Kepler, of course, is working with a large field of stars about 2000 light years away, the idea being to gather statistical information that will help us understand the broad trends of planet distribution. The mission has been extraordinarily successful, but it’s interesting to speculate, as Horzempa does, on what missions could now follow up on its findings. The article looks at the Gaia space telescope that should be operational by 2014 as well as the New Worlds sunshade concept that could be deployed for use with the James Webb Space Telescope, but I want to focus on Horzempa’s third mission concept, an ‘Earth’ finder called NEAT.
The Nearby Earth Astrometric Telescope has been proposed to the European Space Agency as a mission that could home in on nearby terrestrial planets in ways Kepler cannot. The idea here is to fly a pair of spacecraft separated by some 40 meters, providing the needed focal length to create high angular resolution. One of the spacecraft carries a 1-meter mirror while the other is a detector probe that collects the focused light onto an array of CCDs. The goal is to detect Earth analogs within 50 light years, with an accuracy of 0.05 microarcseconds for selected targets. Says Horzempa:
The NEAT duo will observe a list of 200 nearby Sun-like stars over several years. It will be able ascertain whether planets down to a mass of 1 Earth, or larger, orbit those stars. In addition, NEAT will be able to survey the solar systems discovered by Kepler, detecting giant planets that were missed by Kepler. These would be planets that did not transit their parent star during the Kepler mission, either because of the “wrong” orbital inclination or because their orbital period is too long. This will help to “fill in” the architecture of those solar systems, allowing a better understanding of how those systems are formed.

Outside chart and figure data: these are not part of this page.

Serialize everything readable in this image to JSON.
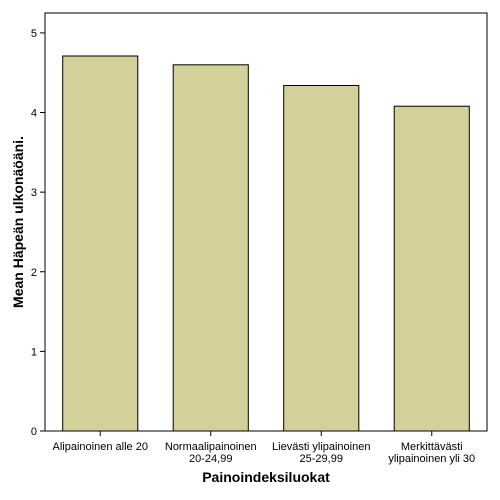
{
  "chart_data": {
    "type": "bar",
    "title": "",
    "xlabel": "Painoindeksiluokat",
    "ylabel": "Mean Häpeän ulkonäöäni.",
    "categories": [
      [
        "Alipainoinen alle 20"
      ],
      [
        "Normaalipainoinen",
        "20-24,99"
      ],
      [
        "Lievästi ylipainoinen",
        "25-29,99"
      ],
      [
        "Merkittävästi",
        "ylipainoinen yli 30"
      ]
    ],
    "values": [
      4.71,
      4.6,
      4.34,
      4.08
    ],
    "ylim": [
      0,
      5.25
    ],
    "yticks": [
      "0",
      "1",
      "2",
      "3",
      "4",
      "5"
    ],
    "grid": false,
    "colors": {
      "bar_fill": "#d4d09a",
      "bar_stroke": "#000000"
    }
  }
}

As you can see, NEAT would require formation flying in space, something that will demand a precursor experiment that the French space agency CNES has already funded, drawing on progress in formation flying that has been achieved by Sweden’s PRISMA program. The hope of the NEAT planners is to move beyond this experiment to a smallsat follow-up called micro-NEAT, which would put the formation flying algorithms through their paces, though at a separation of 12 rather than 40 meters. Quite a lot of serious work could emerge from such a mission: Horzempa notes that micro-NEAT would be able to detect planets down to one Earth mass for our nearest neighbors, Alpha Centauri A and B. It would also be able to detect larger planets (with a lower mass limit of 10 Earth masses) around the 25 nearest stars.
You’ll want to read all of Horzempa’s essay, which will include a second installment to be published today. With funding for projects like DARWIN and Terrestrial Planet Finder in perpetual limbo, smaller missions that can advance the exoplanet hunt — and help us refine the value of eta-Earth — are the next priority. They will be designed and, let’s hope, fly in an environment enlivened with still more detailed findings from our existing space observatories as well as instruments on the ground that reveal planets in the habitable zone of their stars.
NEAT was submitted as an answer to the call for proposals for M-class space missions in ESA’s “Cosmic Vision 2015-2025” plan. For more, see Mablet et al., “High precision astrometry mission for the detection and characterization of nearby habitable planetary systems with the Nearby Earth Astrometric Telescope (NEAT),” available online. The NEAT proposal summary is also available. A NEAT workshop was held in November of 2011 in Grenoble, France.